9. Information Security Safeguards
Grelin Health implements comprehensive administrative, technical, and physical security controls designed to protect personal information from unauthorized access, use, disclosure, alteration, and destruction. These controls are applied commensurate with information sensitivity and regulatory requirements:
• Data Encryption: Encryption of data in transit utilizing industry-standard Transport Layer Security (TLS) protocols and encryption of data at rest within production environments using FIPS-validated cryptographic algorithms.
• Access Controls: Role-based access control (RBAC) implementation, multi-factor authentication (MFA) requirements, and least-privilege access principles governing personnel information access.
• Network Security Infrastructure: Advanced network segmentation, firewall protection, intrusion detection and prevention systems (IDPS), and continuous security monitoring.
• Personnel Security: Background verification for personnel with information access, mandatory security awareness training, and periodic security certification renewal.
• Vendor Governance: Comprehensive due diligence procedures for service providers and sub-processors, contractual security requirements, and continuous compliance oversight.
• Incident Response: Documented incident response procedures including detection, investigation, containment, remediation, and notification protocols consistent with applicable legal requirements.
• Vulnerability Management: Regular security assessments, penetration testing, vulnerability scanning, and timely remediation of identified deficiencies.
• Business Continuity: Disaster recovery and business continuity planning to ensure information availability and integrity.
Grelin Health acknowledges that no internet transmission method or electronic storage system provides absolute security.

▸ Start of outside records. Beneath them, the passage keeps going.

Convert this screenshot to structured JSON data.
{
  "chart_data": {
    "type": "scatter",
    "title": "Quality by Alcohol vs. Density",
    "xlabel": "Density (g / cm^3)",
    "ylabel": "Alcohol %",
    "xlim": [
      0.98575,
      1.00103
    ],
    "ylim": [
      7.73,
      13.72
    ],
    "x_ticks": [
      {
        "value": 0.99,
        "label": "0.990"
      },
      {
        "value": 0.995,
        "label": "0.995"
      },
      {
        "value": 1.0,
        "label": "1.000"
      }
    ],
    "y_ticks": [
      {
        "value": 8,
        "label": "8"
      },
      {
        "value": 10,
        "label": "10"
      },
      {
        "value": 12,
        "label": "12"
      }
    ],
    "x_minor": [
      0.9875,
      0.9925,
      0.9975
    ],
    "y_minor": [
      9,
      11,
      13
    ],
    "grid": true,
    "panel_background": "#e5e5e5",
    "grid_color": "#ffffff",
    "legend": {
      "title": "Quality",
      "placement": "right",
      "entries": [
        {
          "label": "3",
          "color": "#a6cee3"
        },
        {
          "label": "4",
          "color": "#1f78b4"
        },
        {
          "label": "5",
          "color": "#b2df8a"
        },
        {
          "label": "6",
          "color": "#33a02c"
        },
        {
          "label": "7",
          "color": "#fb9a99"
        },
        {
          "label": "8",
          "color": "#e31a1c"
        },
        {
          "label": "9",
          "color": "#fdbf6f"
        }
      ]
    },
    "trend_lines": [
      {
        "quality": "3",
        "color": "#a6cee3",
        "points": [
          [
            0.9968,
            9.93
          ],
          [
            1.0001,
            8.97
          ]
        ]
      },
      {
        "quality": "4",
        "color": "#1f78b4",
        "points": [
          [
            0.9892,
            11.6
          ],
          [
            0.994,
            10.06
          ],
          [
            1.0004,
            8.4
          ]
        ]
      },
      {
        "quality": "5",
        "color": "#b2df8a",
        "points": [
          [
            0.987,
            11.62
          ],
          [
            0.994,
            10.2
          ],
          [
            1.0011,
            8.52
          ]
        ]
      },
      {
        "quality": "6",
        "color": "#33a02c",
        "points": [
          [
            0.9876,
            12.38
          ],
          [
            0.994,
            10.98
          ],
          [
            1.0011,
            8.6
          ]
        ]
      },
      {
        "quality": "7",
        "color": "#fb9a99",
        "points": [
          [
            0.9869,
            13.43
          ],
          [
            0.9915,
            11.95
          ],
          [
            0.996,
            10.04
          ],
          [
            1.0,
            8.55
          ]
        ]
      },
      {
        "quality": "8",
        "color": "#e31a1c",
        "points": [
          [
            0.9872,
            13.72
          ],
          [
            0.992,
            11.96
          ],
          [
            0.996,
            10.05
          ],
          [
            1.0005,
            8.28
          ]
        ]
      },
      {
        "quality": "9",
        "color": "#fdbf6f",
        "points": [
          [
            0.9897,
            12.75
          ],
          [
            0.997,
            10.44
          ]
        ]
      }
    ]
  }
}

While we implement commercially reasonable security measures consistent with industry best practices, we cannot guarantee absolute information security. Users retain responsibility for maintaining credential confidentiality and exercising appropriate care when transmitting information to Grelin Health.
10. Privacy Inquiries and Data Subject Requests
Grelin Health is committed to addressing privacy inquiries, data subject requests, and concerns regarding our information handling practices. Should you have questions regarding this Privacy Policy, our data governance practices, or wish to exercise your privacy rights, please direct your inquiry to our Privacy Office using the contact information provided below.
Primary Contact Information
Organization: Grelin Health, Inc.
Privacy Office Email: Compliance@grelinhealth.com
Response Timeline: Grelin Health commits to acknowledging all privacy inquiries and data subject requests within five (5) business days of receipt. Comprehensive responses to documented requests will be provided within thirty (30) calendar days, consistent with applicable legal requirements.
When submitting privacy inquiries or data subject requests, please provide sufficient information to enable Grelin Health to accurately identify you and process your request. This may include your name, email address, organization affiliation, and a clear description of your inquiry or request.